"Garnet. Cel" - Karolina Wójciak

 

Z uporem chwytałam się jakiegoś sztywno wyznaczonego celu, nie pozwalając sobie na zmianę, na modyfikację. Strach blokował mnie przed otwarciem na inne możliwości".

Po męczącej przeprawie przez Amerykę Isabelle wraz z siostrą trafiają do Garnet - miasteczka położonego na szczycie góry w Montanie, gdzie zrządzeniem losu młodsza z panien Swanton otrzymuje ofertę pracy jako nauczycielka. 
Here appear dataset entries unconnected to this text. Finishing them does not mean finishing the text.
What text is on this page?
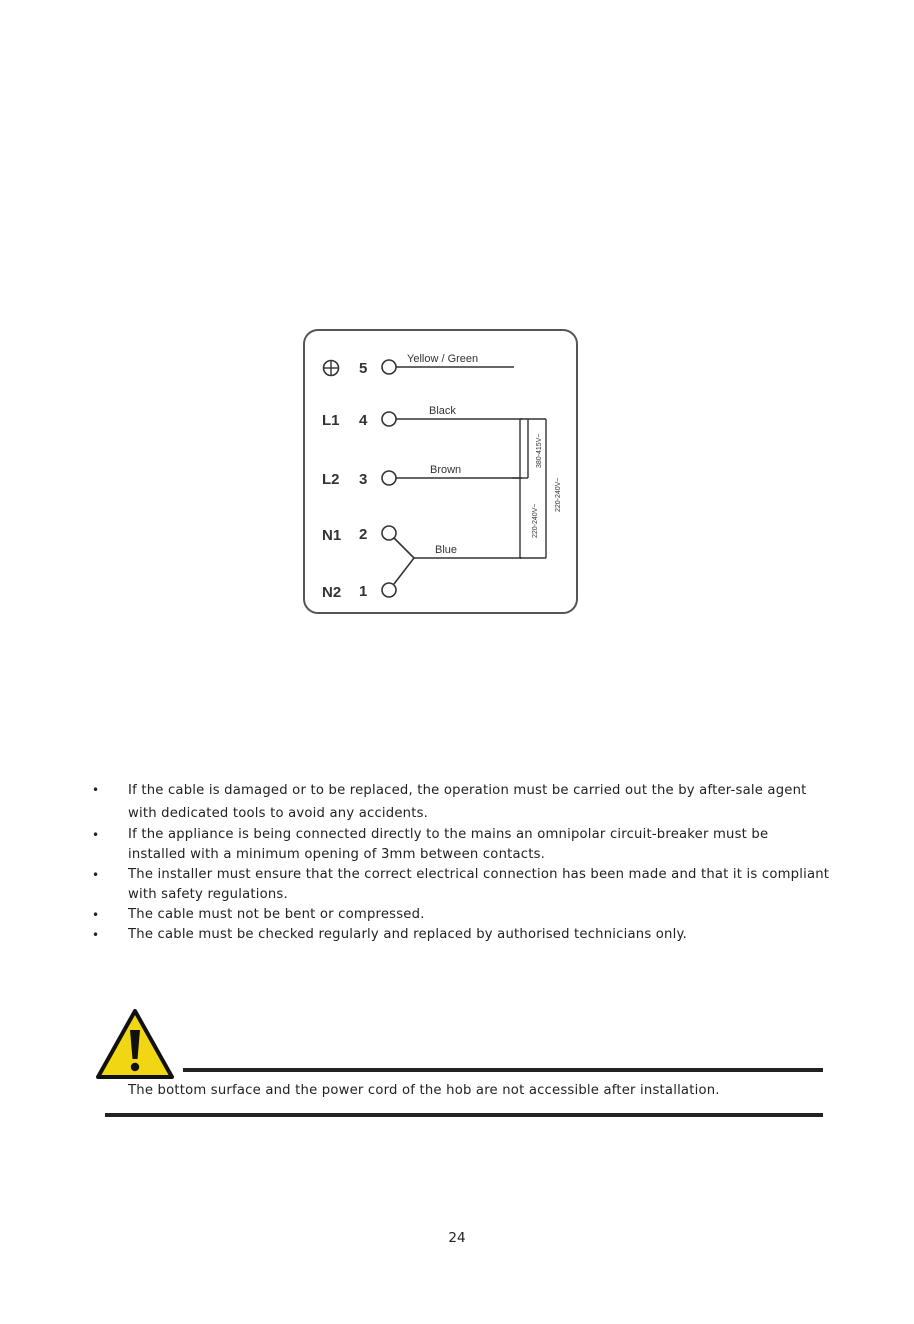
5
Yellow / Green
L1 4
Black
L2 3
Brown
N1 2
N2 1
Blue
380-415V~
220-240V~
220-240V~
• If the cable is damaged or to be replaced, the operation must be carried out the by after-sale agent with dedicated tools to avoid any accidents.
• If the appliance is being connected directly to the mains an omnipolar circuit-breaker must be installed with a minimum opening of 3mm between contacts.
• The installer must ensure that the correct electrical connection has been made and that it is compliant with safety regulations.
• The cable must not be bent or compressed.
• The cable must be checked regularly and replaced by authorised technicians only.
The bottom surface and the power cord of the hob are not accessible after installation.
24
Wysoko urodzonej, przywykłej do wygód i angielskiej etykiety dziewczynie przyjdzie jednak zmierzyć się z wyzwaniami dużo większymi niż uczenie dzieci. Ona sama będzie musiała się nauczyć, jak przetrwać i stać się samodzielną.
Rytm życia w Garnet wyznacza gwizd zmian w kopalniach złota, a codzienność toczy się pod dyktando potrzeb górników. Wśród nich Isabelle dostrzega Williama, outsidera, wykluczonego z towarzystwa, owianego złą sławą ze względu na klątwę i tajemniczą przeszłość.
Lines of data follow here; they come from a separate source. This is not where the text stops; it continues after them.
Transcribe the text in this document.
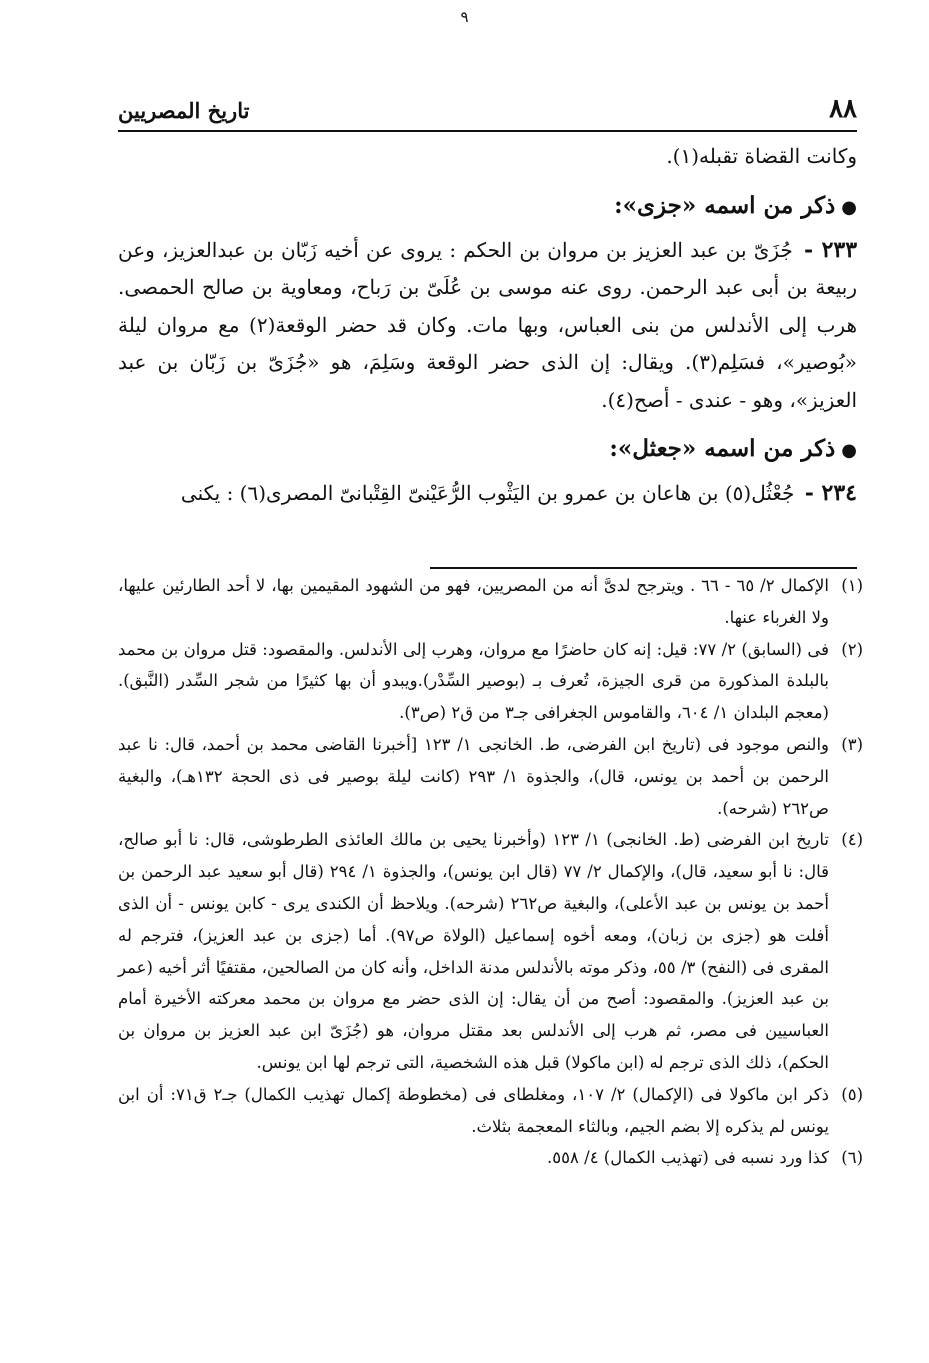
٩
٨٨
تاريخ المصريين

وكانت القضاة تقبله(١).

●ذكر من اسمه «جزى»:

٢٣٣ - جُزَىّ بن عبد العزيز بن مروان بن الحكم : يروى عن أخيه زَبّان بن عبدالعزيز، وعن ربيعة بن أبى عبد الرحمن. روى عنه موسى بن عُلَىّ بن رَباح، ومعاوية بن صالح الحمصى. هرب إلى الأندلس من بنى العباس، وبها مات. وكان قد حضر الوقعة(٢) مع مروان ليلة «بُوصير»، فسَلِم(٣). ويقال: إن الذى حضر الوقعة وسَلِمَ، هو «جُزَىّ بن زَبّان بن عبد العزيز»، وهو - عندى - أصح(٤).

●ذكر من اسمه «جعثل»:

٢٣٤ - جُعْثُل(٥) بن هاعان بن عمرو بن اليَثْوب الرُّعَيْنىّ القِتْبانىّ المصرى(٦) : يكنى

(١)
الإكمال ٢/ ٦٥ - ٦٦ . ويترجح لدىَّ أنه من المصريين، فهو من الشهود المقيمين بها، لا أحد الطارئين عليها، ولا الغرباء عنها.

(٢)
فى (السابق) ٢/ ٧٧: قيل: إنه كان حاضرًا مع مروان، وهرب إلى الأندلس. والمقصود: قتل مروان بن محمد بالبلدة المذكورة من قرى الجيزة، تُعرف بـ (بوصير السِّدْر).ويبدو أن بها كثيرًا من شجر السِّدر (النَّبق). (معجم البلدان ١/ ٦٠٤، والقاموس الجغرافى جـ٣ من ق٢ (ص٣).

(٣)
والنص موجود فى (تاريخ ابن الفرضى، ط. الخانجى ١/ ١٢٣ [أخبرنا القاضى محمد بن أحمد، قال: نا عبد الرحمن بن أحمد بن يونس، قال)، والجذوة ١/ ٢٩٣ (كانت ليلة بوصير فى ذى الحجة ١٣٢هـ)، والبغية ص٢٦٢ (شرحه).

(٤)
تاريخ ابن الفرضى (ط. الخانجى) ١/ ١٢٣ (وأخبرنا يحيى بن مالك العائذى الطرطوشى، قال: نا أبو صالح، قال: نا أبو سعيد، قال)، والإكمال ٢/ ٧٧ (قال ابن يونس)، والجذوة ١/ ٢٩٤ (قال أبو سعيد عبد الرحمن بن أحمد بن يونس بن عبد الأعلى)، والبغية ص٢٦٢ (شرحه). ويلاحظ أن الكندى يرى - كابن يونس - أن الذى أفلت هو (جزى بن زبان)، ومعه أخوه إسماعيل (الولاة ص٩٧). أما (جزى بن عبد العزيز)، فترجم له المقرى فى (النفح) ٣/ ٥٥، وذكر موته بالأندلس مدنة الداخل، وأنه كان من الصالحين، مقتفيًا أثر أخيه (عمر بن عبد العزيز). والمقصود: أصح من أن يقال: إن الذى حضر مع مروان بن محمد معركته الأخيرة أمام العباسيين فى مصر، ثم هرب إلى الأندلس بعد مقتل مروان، هو (جُزَىّ ابن عبد العزيز بن مروان بن الحكم)، ذلك الذى ترجم له (ابن ماكولا) قبل هذه الشخصية، التى ترجم لها ابن يونس.

(٥)
ذكر ابن ماكولا فى (الإكمال) ٢/ ١٠٧، ومغلطاى فى (مخطوطة إكمال تهذيب الكمال) جـ٢ ق٧١: أن ابن يونس لم يذكره إلا بضم الجيم، وبالثاء المعجمة بثلاث.

(٦)
كذا ورد نسبه فى (تهذيب الكمال) ٤/ ٥٥٨.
Czasem zakładamy sobie jasno wyznaczony cel i zmierzamy ku niemu. Za wszelką cenę, nie bacząc na okoliczności, uparcie dążymy, by w końcu osiągnąć spełnienie. To może powodować, że tak naprawdę stracimy z oczu to, co najważniejsze… Zbyt skupieni na mecie, nie na drodze, często powielając schematy, jakie wpajano nam od dziecka. A czy nie powinniśmy zmierzać w kierunku, który wyznaczyliśmy sobie sami? Który można modyfikować, zmieniać, jeśli natrafimy na coś, co uświadomi nam, że warto zboczyć z raz obranej ścieżki?
Po pierwszym tomie, w którym opuściliśmy średnio gościnne progi angielskich salonów, w kontynuacji w końcu mamy okazję poznać tytułowe Garnet. A to miasteczko, które rządzi się swoimi prawami. Życzliwość ludzka zdaje się pokazywać wielką przepaść między tym, co do tej pory poznały siostry Swanson, a tym, co okazywane jest im na każdym kroku ze strony obcych ludzi. Czy ciepłe przyjęcie sprawi, że kobiety postanowią tam zostać?
Karolina Wójciak świetnie odmalowała małomiasteczkowy klimat. I chociaż lokalna społeczność jest bardzo przychylna naszym bohaterkom, to będą musiały one także tutaj stawić czoła niepisanym konwenansom i zasadom, według których pozycja kobiety jest bardzo ograniczona. Niezależnie od statusu społecznego nadal potrzebuje ona mężczyzny u boku, by móc godnie żyć. Autorka serwuje zatem siostrom kolejną cenną lekcję, którą z trudem i nie bez sprzeciwu będą próbowały odrobić…
W drugim tomie zaczyna pomału wychodzić na światło dzienne wątek romantyczny. A przynajmniej mamy po cichu nadzieję, że w tym kierunku zmierza. Nawet jeśli wszystkie znaki wszem i wobec każą myśleć inaczej. To za sprawą klątwy, która mocno namiesza w relacjach jednej z panien z lokalnym przystojniakiem. Ale czy dla Isabelle, która już tak wiele przeszła, straszne będzie jakieś przekonanie o pechu? Zwłaszcza że oparte jest ono o strach przed nieznanym i ułatwia tłumaczenie czegoś, czego mieszkańcy nie potrafią zrozumieć…

Podsumowując:

„Garnet. Cel” to powieść, która przybliża nam blaski i cienie tytułowej miejscowości, w której czas płynie jakby wolniej, wyznaczany przez zmiany w kopalni złota. Karolina Wójciak snuje klimatyczną opowieść, w której cel zdaje się, w przypadku naszych bohaterek, jednak ewoluować i poddawać się mniej lub bardziej sprzyjającym okolicznościom. Autorka świetnie oddała tamtejsze realia, które są, mimo braku angielskich konwenansów, nadal niewygodne do kobiet. Szczególnie takich jak Izabelle, która zdaje się wykraczać poza wszelkie utarte ramy i schematy. Jak potoczą się dalsze losy panien Swanton i czy znajomość Katie z Williamem, outsiderem wykluczonym z towarzystwa, pomoże jej zaadoptować się w Garnet? Polecam sprawdzić. Ja już wypatruję kolejnego tomu, bo drugi tom po prostu... połknęłam na przysłowiowe jedno posiedzenie!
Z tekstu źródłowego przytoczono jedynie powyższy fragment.